Эти сологубовские рассуждения подводят к вопросам. Как это понять: поэзия «хочет быть лирикою»? (Что за поэзия без лирической составляющей?). Что следует понимать под «лирическим забвением»? И т.д. Может, Сологуб просто красиво «дурачит» своего читателя, как полагал относительно писаний старшего современника К. Чуковский. Нет, не дурачит.

Чтобы оправдать это нет, придется отклониться от темы.

Дело в том, что у Сологуба, так сказать, векторное подразделение всего поэтического творчества на два вида или типа: на творчество, при котором поэт зрит мир — эстетически переживает происходящее в обозримом пространстве — в более или менее определенном времени, и на другое творчество, при котором поэт смотрит, образно говоря, в себя, в пространство своей души, эстетически отображает свои экзистенциальные переживания. При этом поэзия, названная здесь первой, дидактична, действенна, косвенно, а то и прямо направлена на переустройство действительности, жизни; названная второй — в сологубовском понимании — лишена этих качеств, но тем самым (не отвлекаясь на переустройство того, что не поддается переустройству) приобретает взамен чистоту и возвышенность.

Сологубовская систематизация не лишена смысла. Он несколько корректирует теоретиков и историков словесности, которые однозначно, под основанием объективное — субъективное противопоставляют классицизм и сентиментализм — романтизму, романтизм и символизм — тому, что называют реализмом. Действительно, на практике, при обращении к творчеству конкретных авторов, открывается то, что такое деление целых направлений не в полной мере оправданно.

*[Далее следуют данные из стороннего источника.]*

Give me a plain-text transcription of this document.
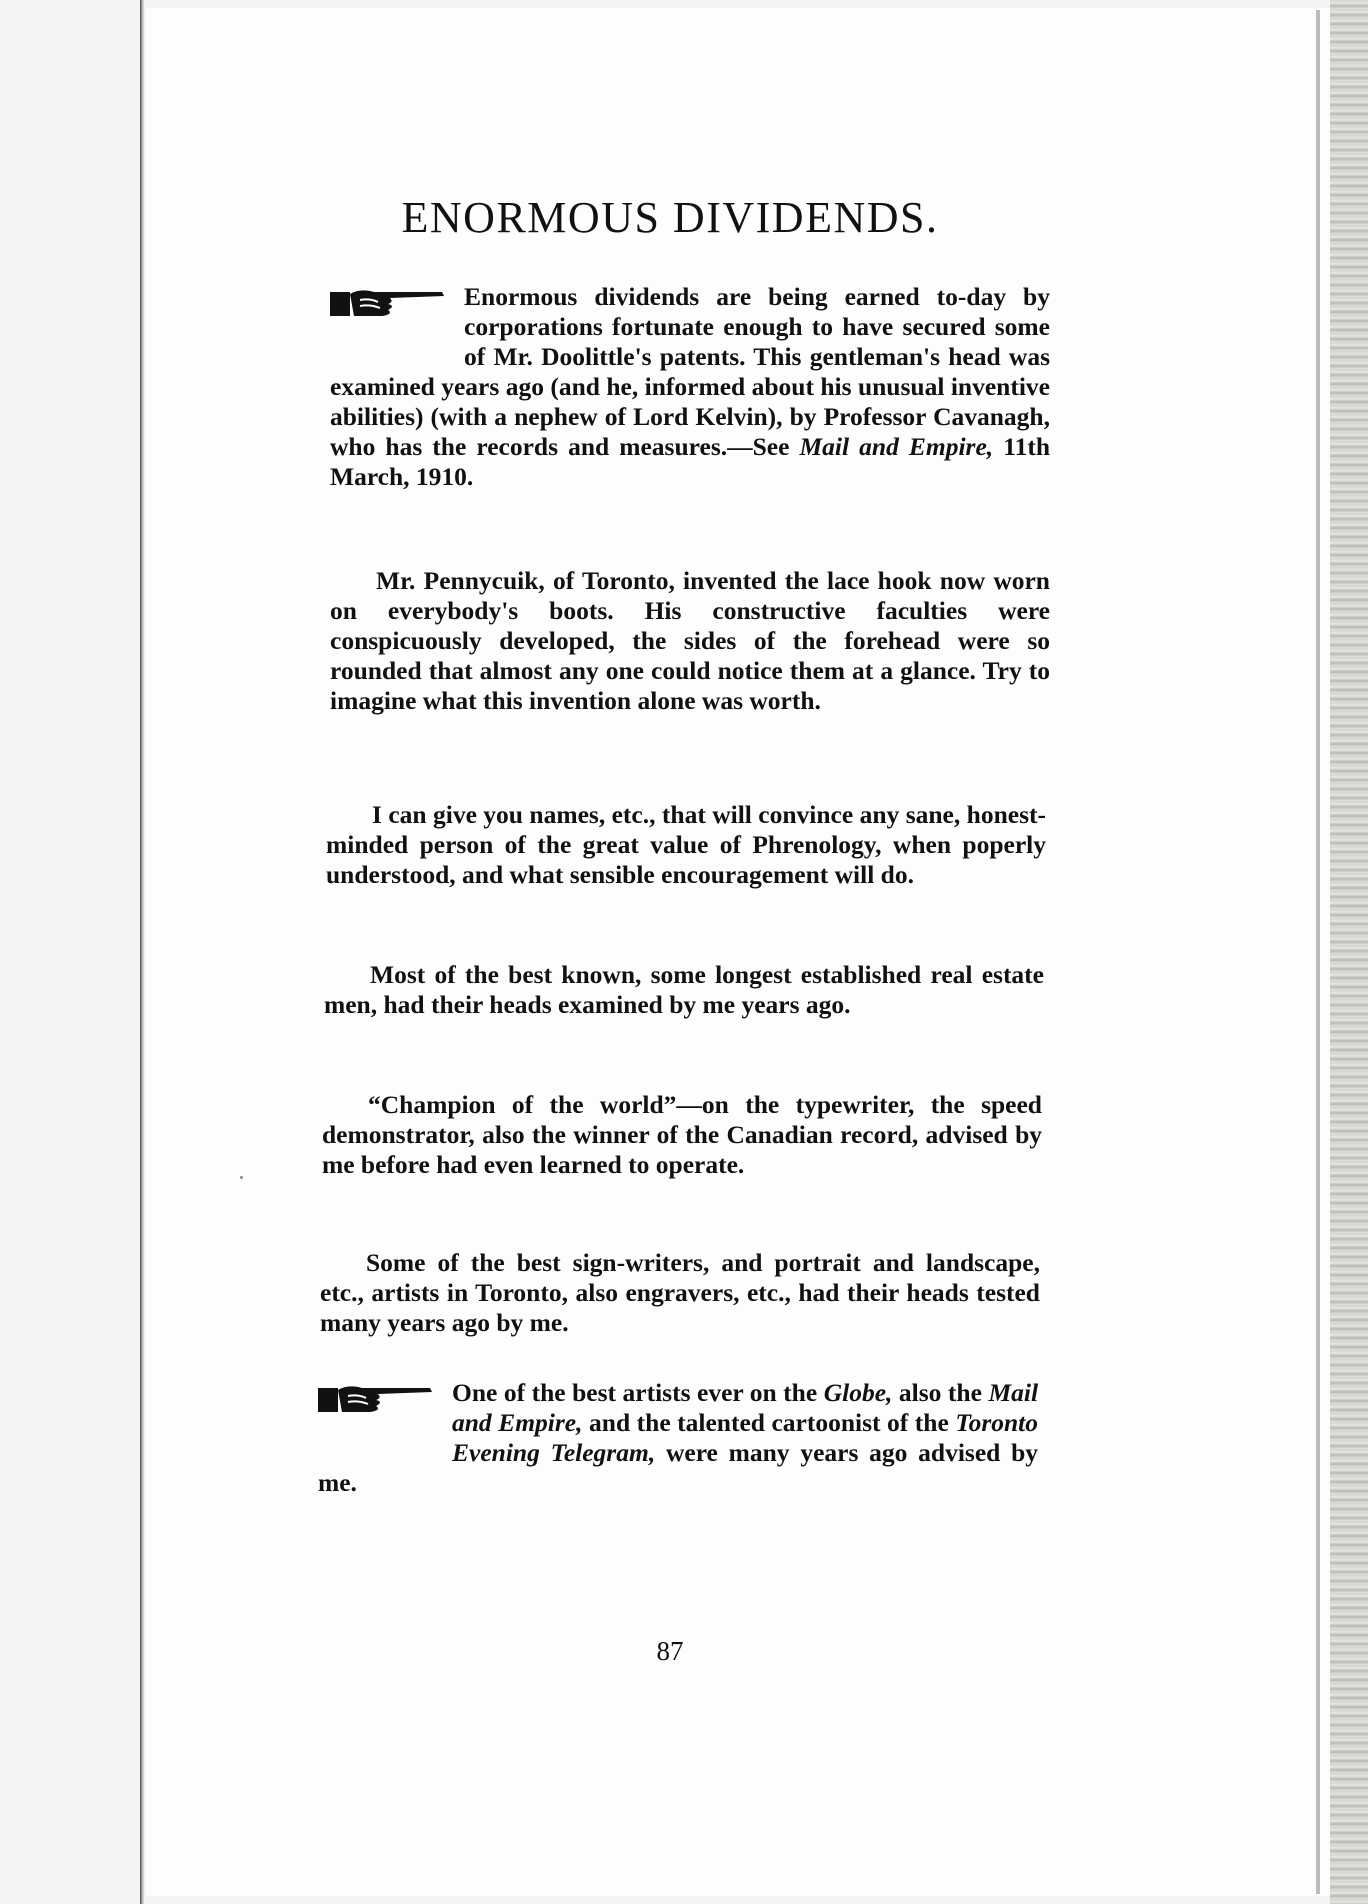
ENORMOUS DIVIDENDS.
Enormous dividends are being earned to-day by corporations fortunate enough to have secured some of Mr. Doolittle's patents. This gentleman's head was examined years ago (and he, informed about his unusual inventive abilities) (with a nephew of Lord Kelvin), by Professor Cavanagh, who has the records and measures.—See Mail and Empire, 11th March, 1910.
Mr. Pennycuik, of Toronto, invented the lace hook now worn on everybody's boots. His constructive faculties were conspicuously developed, the sides of the forehead were so rounded that almost any one could notice them at a glance. Try to imagine what this invention alone was worth.
I can give you names, etc., that will convince any sane, honest-minded person of the great value of Phrenology, when poperly understood, and what sensible encouragement will do.
Most of the best known, some longest established real estate men, had their heads examined by me years ago.
“Champion of the world”—on the typewriter, the speed demonstrator, also the winner of the Canadian record, advised by me before had even learned to operate.
Some of the best sign-writers, and portrait and landscape, etc., artists in Toronto, also engravers, etc., had their heads tested many years ago by me.
One of the best artists ever on the Globe, also the Mail and Empire, and the talented cartoonist of the Toronto Evening Telegram, were many years ago advised by me.
87
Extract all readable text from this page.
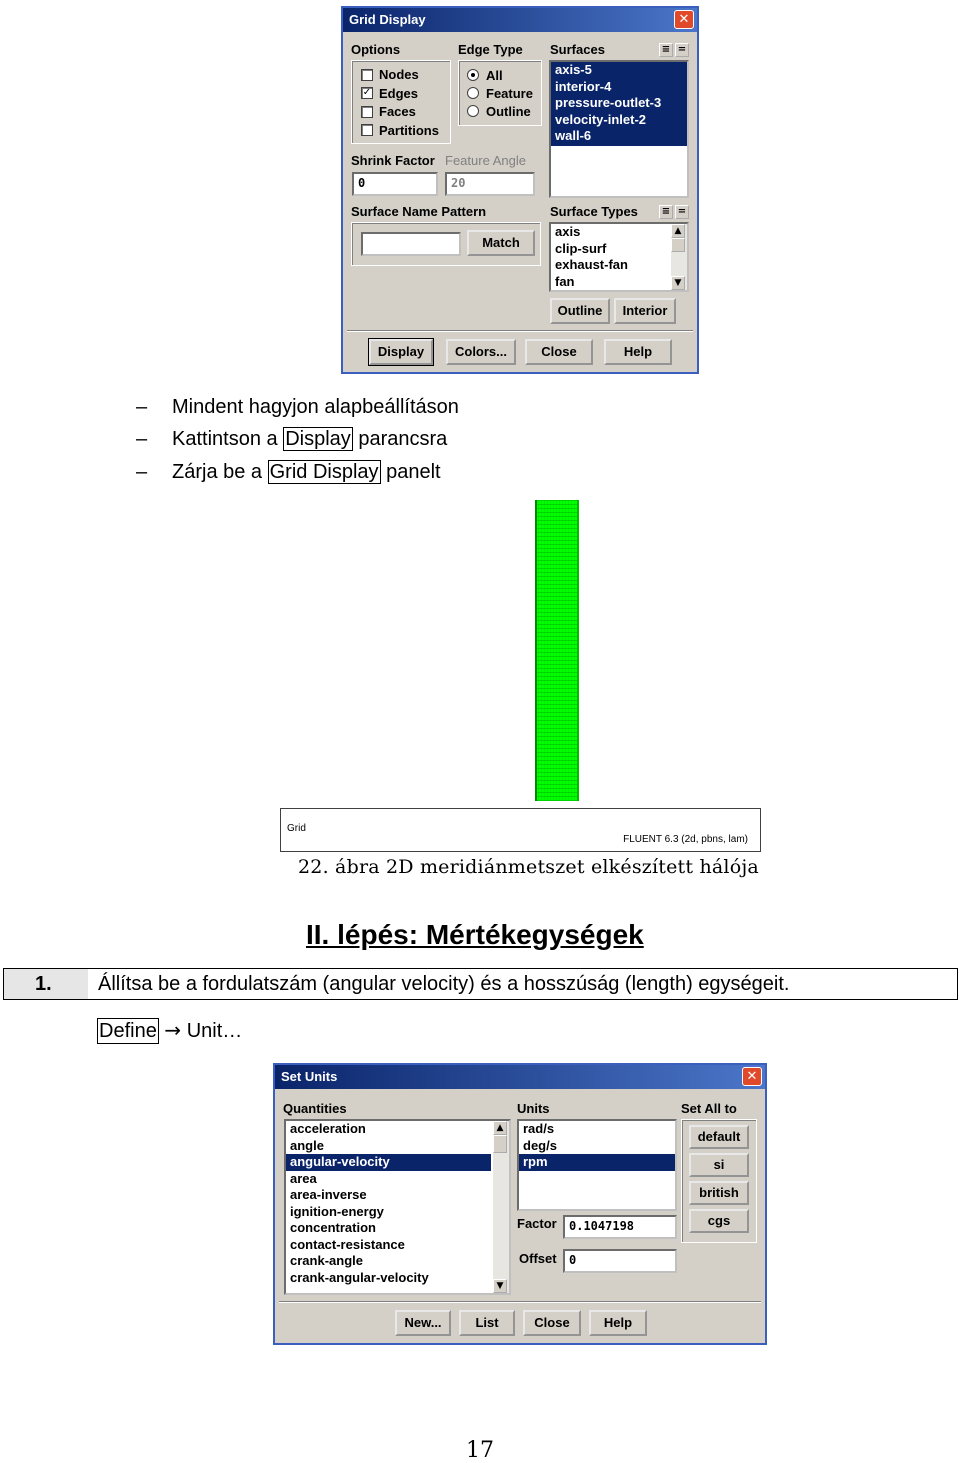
Grid Display	✕
Options
Nodes
✓ Edges
Faces
Partitions
Edge Type
All
Feature
Outline
Surfaces	≡ =
axis-5
interior-4
pressure-outlet-3
velocity-inlet-2
wall-6
Shrink Factor Feature Angle
0	20
Surface Name Pattern
Match
Surface Types ≡ =
axis
clip-surf
exhaust-fan
fan
▲
▼
Outline	Interior
Display	Colors...	Close	Help
– Mindent hagyjon alapbeállításon
– Kattintson a Display parancsra
– Zárja be a Grid Display panelt
Grid
FLUENT 6.3 (2d, pbns, lam)
22. ábra 2D meridiánmetszet elkészített hálója
II. lépés: Mértékegységek
1. Állítsa be a fordulatszám (angular velocity) és a hosszúság (length) egységeit.
Define → Unit…
Set Units	✕
Quantities
acceleration
angle
angular-velocity
area
area-inverse
ignition-energy
concentration
contact-resistance
crank-angle
crank-angular-velocity
▲
▼
Units
rad/s
deg/s
rpm
Factor	0.1047198
Offset	0
Set All to
default
si
british
cgs
New...	List	Close	Help
17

Обратимся, для наглядности, к самым звучным именам. Скажем, Джордж Байрон и Эдгар По — яркие представители одного направления — романтизма, но при этом если творчество первого вырастало на субъективной переработке жизненных впечатлений, текущей и прошлой истории, то столь же субъективное творчество второго имманентно, оно уходило своими корнями в рефлексию, в резиньяцию, в интимы авторских переживаний. Конечно, здесь и далее опускаем вводно-огра-ничительное слово преимущественно, говорим о доминирующих особенностях. Нетрудно догадаться кто из названных поэтов ближе русскому поэту-символисту.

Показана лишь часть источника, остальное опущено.